With only the simplest amino acid (glycine) and a simple sugar (ribose) in a single reaction the results were impressive. “We found far more than 300 intermediates and reaction products originating from the two initial reactants. Although such a complexity was predicted by the scientific community, it had not been possible to measure all these chemical compounds in a single experiment before. These findings confirm that the Maillard reaction is one of the main contributors to the chemical diversity we find in foods. And, despite the enormous variety, the reaction often follows very simple formation processes which can be repeated or run in parallel. By sampling at different cooking times, we were also able to visualise the duration of reaction pathways.”
"The Maillard reaction plays an important role wherever amino acids and sugars are present –food, beverages, even in the cells of living organisms, which of course, includes us! Everyone generates Maillard reaction products everyday just through cooking our daily meals.

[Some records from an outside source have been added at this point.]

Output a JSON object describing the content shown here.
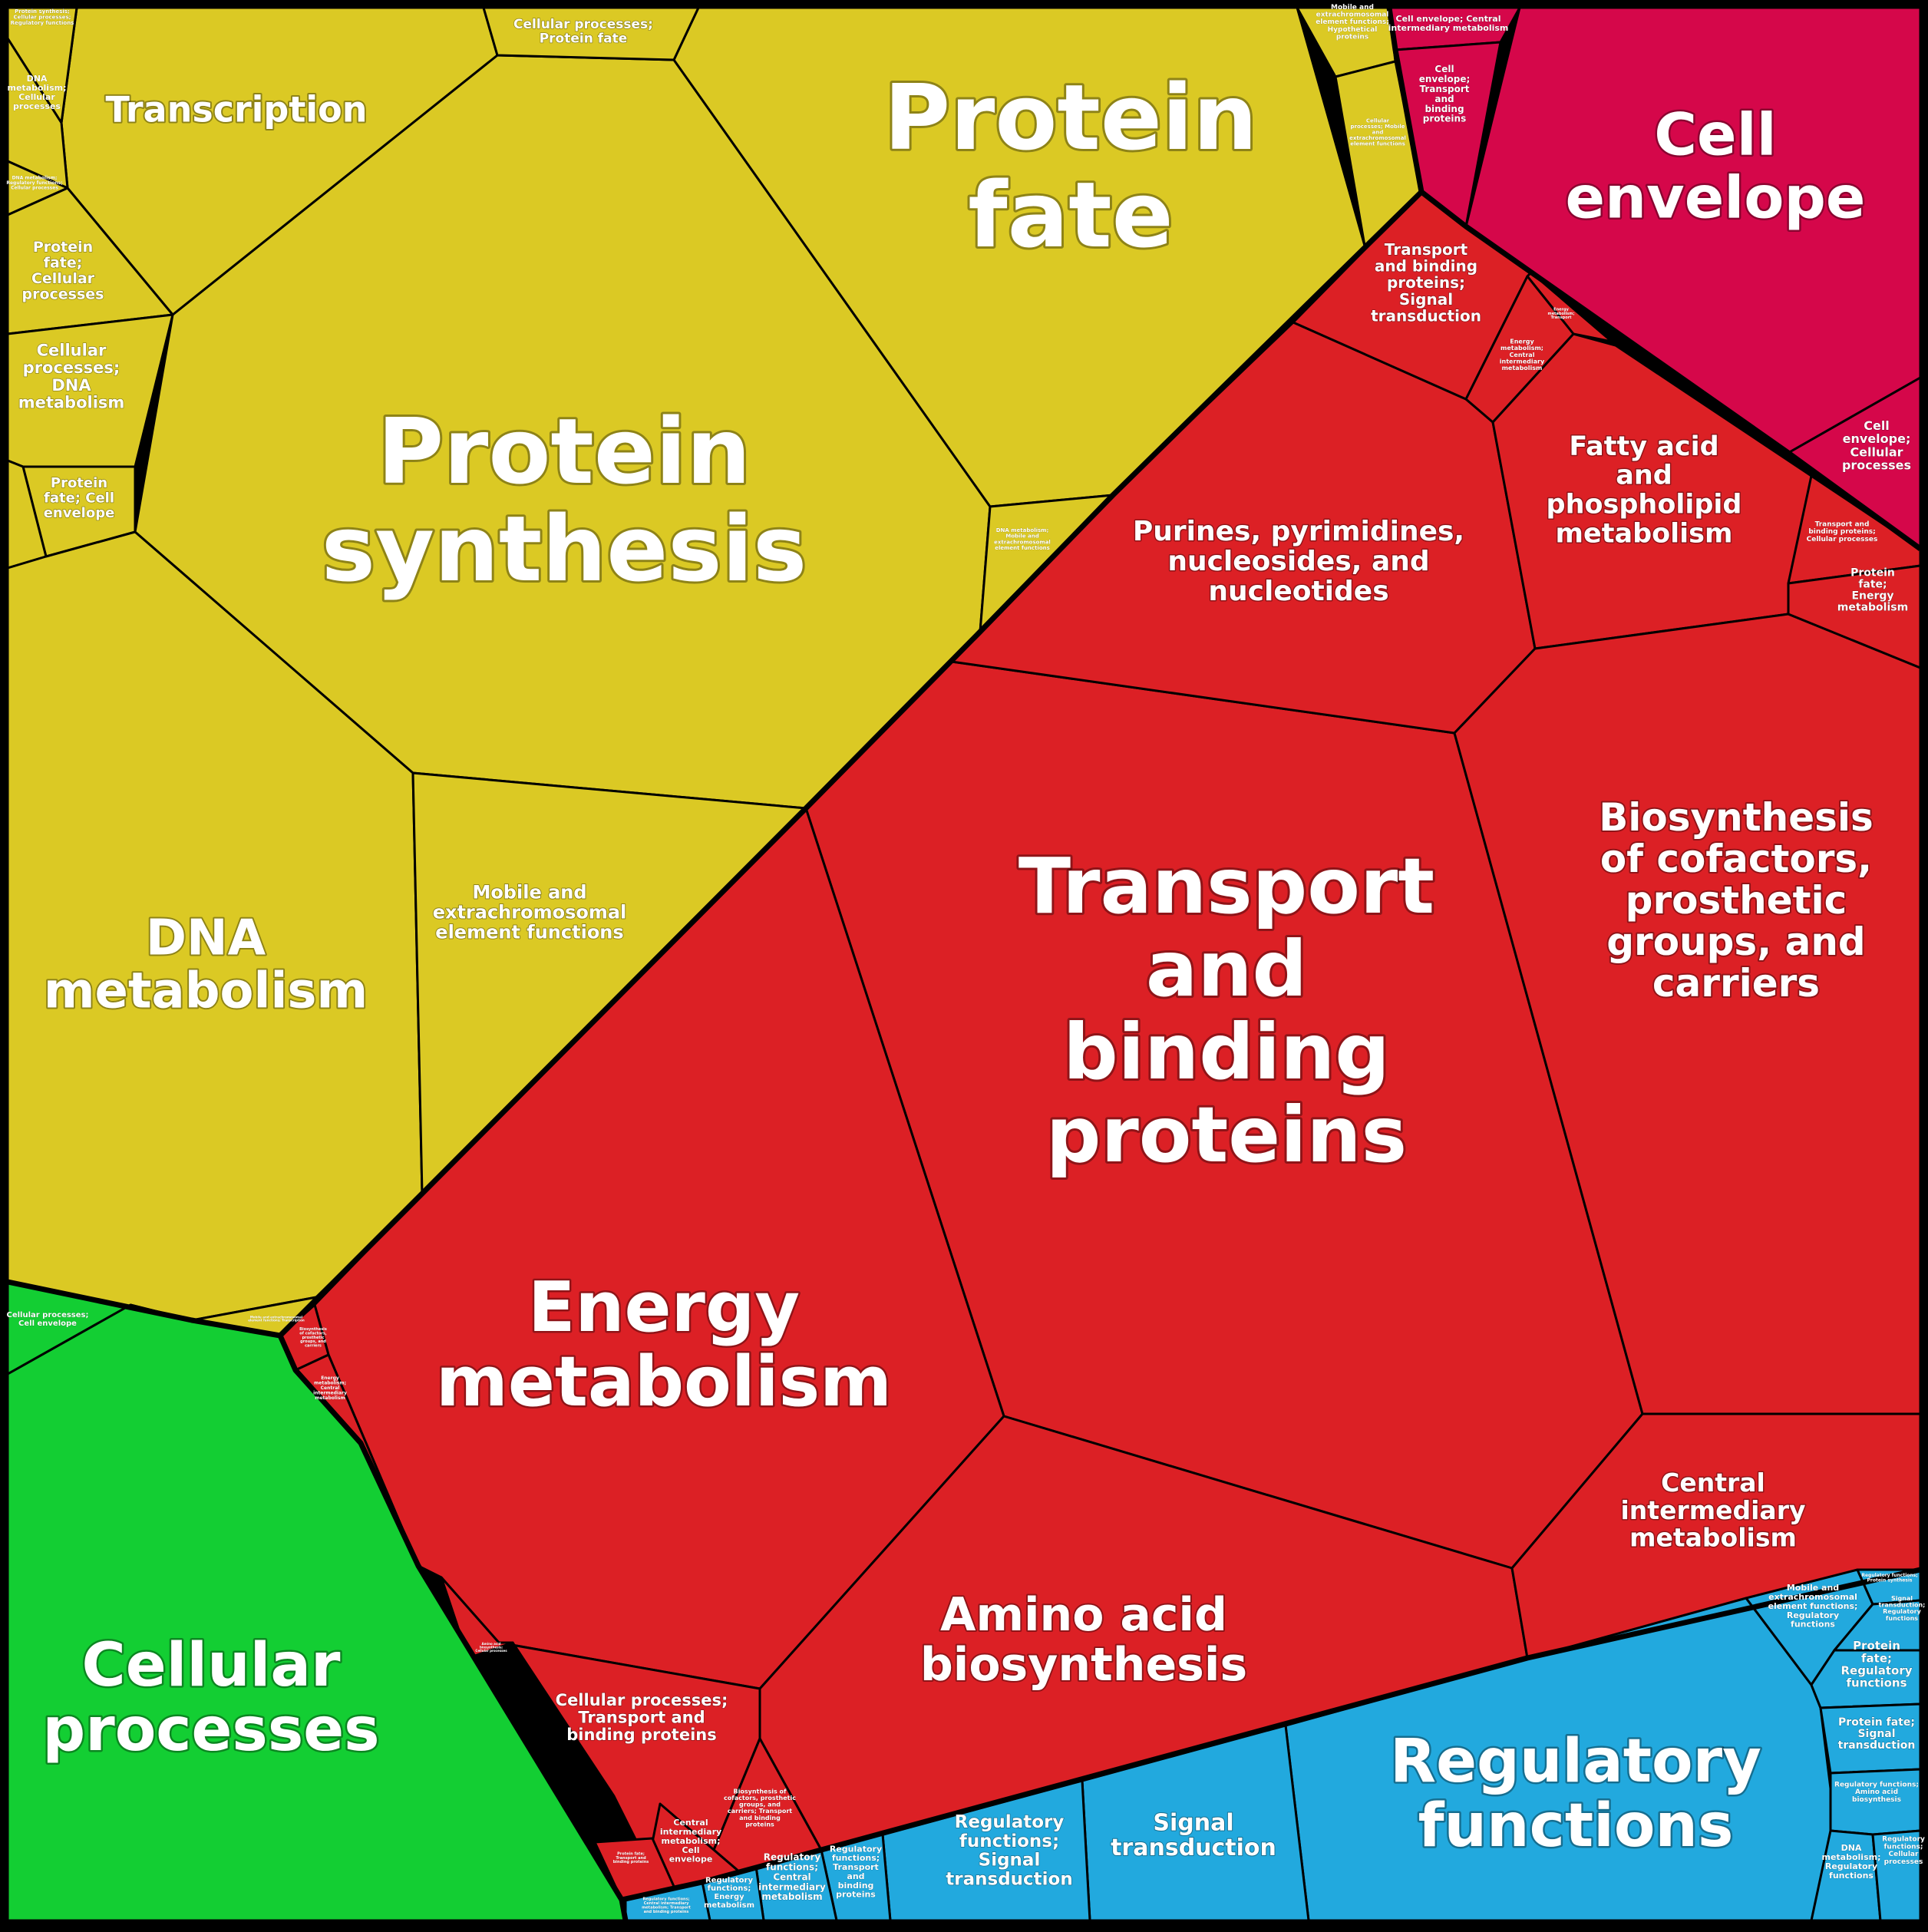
{
  "colors": {
    "yellow": "#dbc924",
    "red": "#dc2025",
    "crimson": "#d5074a",
    "green": "#13ce33",
    "blue": "#22a9de",
    "border": "#000000",
    "label": "#ffffff"
  },
  "categories": {
    "protein_synthesis": "Protein synthesis",
    "protein_fate": "Protein fate",
    "transcription": "Transcription",
    "dna_metabolism": "DNA metabolism",
    "mobile_elements": "Mobile and extrachromosomal element functions",
    "cellular_protein_fate": "Cellular processes; Protein fate",
    "protein_fate_cellular": "Protein fate; Cellular processes",
    "cellular_dna": "Cellular processes; DNA metabolism",
    "protein_fate_cell_envelope": "Protein fate; Cell envelope",
    "small_ps_cellular_regulatory": "Protein synthesis; Cellular processes; Regulatory functions",
    "small_dna_mobile_cellular": "DNA metabolism; Cellular processes",
    "small_dna_regulatory_cellular": "DNA metabolism; Regulatory functions; Cellular processes",
    "small_mobile_protein_fate": "Mobile and extrachromosomal element functions; Hypothetical proteins",
    "small_cellular_mobile": "Cellular processes; Mobile and extrachromosomal element functions",
    "small_dna_mobile": "DNA metabolism; Mobile and extrachromosomal element functions",
    "small_cellular_cell_envelope_yellow": "Cellular processes; Cell envelope",
    "small_mobile_bottom": "Mobile and extrachromosomal element functions; Transcription",
    "cell_envelope": "Cell envelope",
    "cell_envelope_central": "Cell envelope; Central intermediary metabolism",
    "cell_envelope_transport": "Cell envelope; Transport and binding proteins",
    "cell_envelope_cellular": "Cell envelope; Cellular processes",
    "transport_binding": "Transport and binding proteins",
    "energy_metabolism": "Energy metabolism",
    "amino_acid": "Amino acid biosynthesis",
    "purines": "Purines, pyrimidines, nucleosides, and nucleotides",
    "fatty_acid": "Fatty acid and phospholipid metabolism",
    "biosynthesis_cofactors": "Biosynthesis of cofactors, prosthetic groups, and carriers",
    "central_intermediary": "Central intermediary metabolism",
    "transport_signal": "Transport and binding proteins; Signal transduction",
    "energy_central": "Energy metabolism; Central intermediary metabolism",
    "transport_cellular": "Transport and binding proteins; Cellular processes",
    "protein_fate_energy": "Protein fate; Energy metabolism",
    "cellular_transport": "Cellular processes; Transport and binding proteins",
    "biosynth_cellular_transport": "Biosynthesis of cofactors, prosthetic groups, and carriers; Transport and binding proteins",
    "central_cell_envelope": "Central intermediary metabolism; Cell envelope",
    "small_energy_transport": "Energy metabolism; Transport and binding proteins",
    "small_red_left_1": "Biosynthesis of cofactors, prosthetic groups, and carriers",
    "small_red_left_2": "Energy metabolism; Central intermediary metabolism",
    "small_red_bottom_1": "Protein fate; Transport and binding proteins",
    "small_red_bottom_2": "Amino acid biosynthesis; Cellular processes",
    "cellular_processes": "Cellular processes",
    "cellular_cell_envelope": "Cellular processes; Cell envelope",
    "regulatory_functions": "Regulatory functions",
    "signal_transduction": "Signal transduction",
    "regulatory_signal": "Regulatory functions; Signal transduction",
    "regulatory_transport": "Regulatory functions; Transport and binding proteins",
    "regulatory_central": "Regulatory functions; Central intermediary metabolism",
    "regulatory_energy": "Regulatory functions; Energy metabolism",
    "regulatory_central_transport": "Regulatory functions; Central intermediary metabolism; Transport and binding proteins",
    "mobile_regulatory": "Mobile and extrachromosomal element functions; Regulatory functions",
    "protein_fate_regulatory": "Protein fate; Regulatory functions",
    "protein_fate_signal": "Protein fate; Signal transduction",
    "regulatory_amino": "Regulatory functions; Amino acid biosynthesis",
    "dna_regulatory": "DNA metabolism; Regulatory functions",
    "regulatory_cellular": "Regulatory functions; Cellular processes",
    "small_blue_top": "Regulatory functions; Protein synthesis",
    "small_blue_signal": "Signal transduction; Regulatory functions"
  }
}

Therefore, it is really important to understand as much as we can about the behaviour of the reaction and the formation of the pathways that create different reaction products. This obviously also applies to the cooking during the manufacture of pet food and why WALTHAM are funding this research. James Marshall, Chemistry Research Manager at WALTHAM, has been a key advisor/supervisor of our work.
With the help of better understanding, it could be possible to control cooking methods. Ideally we would avoid the formation of toxic compounds (e.g. acrylamide) or bad flavours and promote desirable aromas and beneficial compounds (e.g. antioxidants).
This study highlights the analytical possibilities we have available now to screen and separate food products into its individual components on a molecular level. But the final word has to go to the Maillard reaction. It is one of the most complex reaction networks that also offers a great pool of novel chemical compounds, which could have interesting features also to other chemical disciplines and industries. As well as being a very interesting playground for food chemists."